しかし、逆に疲れを意識し、終盤での失速を嫌い、前半から飛ばせなかったことで、ドルトムントの一発の威力が増したようにも思えた。

 長いリハビリを終えて、チームに復帰した香川は、シーズン当初はコンディションが上がらずに苦しんでいた。試合に勝っても、自身のプレーの出来に納得がいかず、吹っ切れない思いを抱えているようだった。しかし、体調が回復し、試合勘を取り戻すと生き生きと輝き、得点も量産する。
 そして、優勝争いというプレッシャーを初めて体験しながら、彼は成長した。
「リーグ終盤のバイエルン戦を戦い、次もシャルケというタフな相手。メンタルとフィジカルのコンディションをいいところに持っていく難しさを感じました。今日は100%じゃない中で試合をやらなくちゃいけないというのは苦しかったけど、投げ出すことにはいかないので、自分自身がやることをね、最大限やろうと、心がけた。シンプルな攻撃して、守備でもがんばる。ただ勝つことだけ、勝ちきることだけを意識していました」
 焦れずに耐え抜く力を身につけたのはドルトムントだけではなく、香川自身も同じだったのかもしれない。

 ドイツでは「香川のもとにマンチェスター・ユナイテッドからのオファーが届く」と盛んに報じられているが、ロンドン在住の日本人記者は「イングランドでは香川獲得という話はまだ出ていない」と、ドイツメディアの盛り上がりにクビをかしげていた。
 トップクラブで活躍するアタッカーの多くは、大一番、重要なゲームで結果を残す、勝負強さが求められる。そういう意味で、この2連戦で結果を残せなかった香川への評価は厳しくなるだろうというジャーナリストもいる。
 確かに2005年にオランダのPSVからマンチェスター・ユナイテッドへ加入した朴智星(パク・チソン)は、PSV時代の2004−05シーズンCL準決勝のミラン戦でゴールを決めている。香川はCLや昨季のELで結果が残せていないのも事実だ。どちらもグループリーグで敗退した。それでも、20代半ばで移籍した朴に比べ、香川はまだ21歳。実績以上に可能性に賭ける価値がある年齢だ。

 優勝決定後、香川の周辺は騒がしさを増すだろう。契約延長のオファーをするドルトムントに対する彼の決断に、注目が集まっている。
 もしも届いているとすれば、マンチェスター・ユナイテッドからのオファーに魅力を感じない選手は少ないだろう。それでも、ドルトムントに留まり、来季CLで活躍し、リーグ3連覇を達成後、もしくはW杯で大きな結果を残したのちに、念願のスペイン行きを目指すというのも悪くはない。

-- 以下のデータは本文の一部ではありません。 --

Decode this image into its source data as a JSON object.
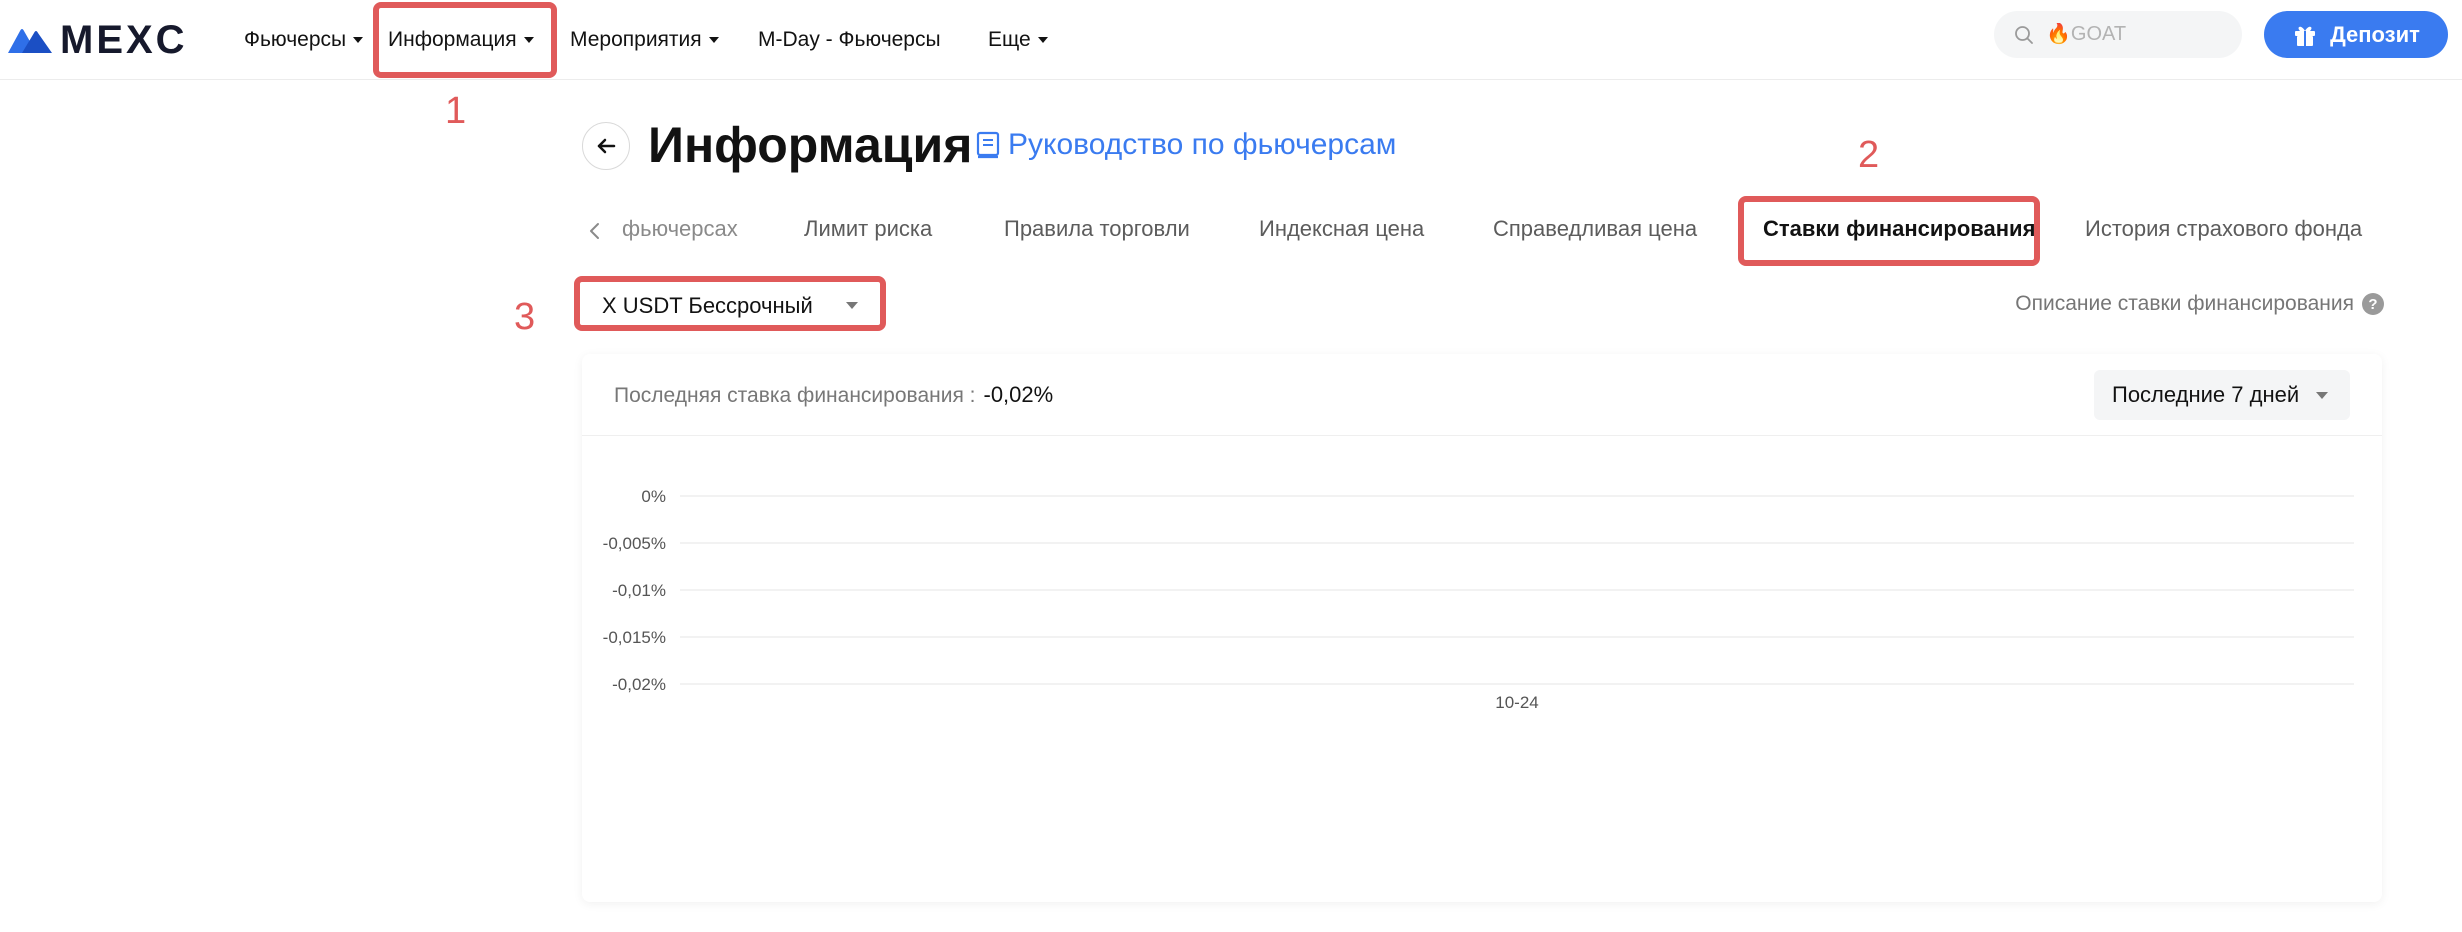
{
  "brand": {
    "logo_text": "MEXC"
  },
  "nav": {
    "items": [
      {
        "label": "Фьючерсы",
        "has_dropdown": true
      },
      {
        "label": "Информация",
        "has_dropdown": true
      },
      {
        "label": "Мероприятия",
        "has_dropdown": true
      },
      {
        "label": "M-Day - Фьючерсы",
        "has_dropdown": false
      },
      {
        "label": "Еще",
        "has_dropdown": true
      }
    ]
  },
  "search": {
    "placeholder": "🔥GOAT",
    "value": ""
  },
  "deposit": {
    "label": "Депозит"
  },
  "annotations": [
    "1",
    "2",
    "3"
  ],
  "page": {
    "title": "Информация",
    "guide_link": "Руководство по фьючерсам"
  },
  "tabs": [
    {
      "label": "фьючерсах",
      "active": false
    },
    {
      "label": "Лимит риска",
      "active": false
    },
    {
      "label": "Правила торговли",
      "active": false
    },
    {
      "label": "Индексная цена",
      "active": false
    },
    {
      "label": "Справедливая цена",
      "active": false
    },
    {
      "label": "Ставки финансирования",
      "active": true
    },
    {
      "label": "История страхового фонда",
      "active": false
    }
  ],
  "contract": {
    "selected": "X USDT Бессрочный"
  },
  "description_link": "Описание ставки финансирования",
  "card": {
    "last_rate_label": "Последняя ставка финансирования :",
    "last_rate_value": "-0,02%",
    "range_selected": "Последние 7 дней"
  },
  "chart_data": {
    "type": "line",
    "title": "",
    "xlabel": "",
    "ylabel": "",
    "y_tick_labels": [
      "0%",
      "-0,005%",
      "-0,01%",
      "-0,015%",
      "-0,02%"
    ],
    "y_ticks": [
      0,
      -0.005,
      -0.01,
      -0.015,
      -0.02
    ],
    "ylim": [
      -0.02,
      0
    ],
    "x_tick_labels": [
      "10-24"
    ],
    "grid": true,
    "series": []
  },
  "colors": {
    "accent": "#3a7bf0",
    "annotation": "#e05a5a",
    "text_primary": "#121212",
    "text_secondary": "#767676"
  }
}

 自身の価値を上げるためにも、次節のボルシアMG戦ではゴールを決めて、チームを優勝へ導きたいに違いない。しかし、それは簡単なことではない。でもだからこそ、挑戦する意味がある。長いシーズンの疲労を抱えながらも、結果を残すことができれば、香川はたくましく、タフなファイターへと成長できるはずだから。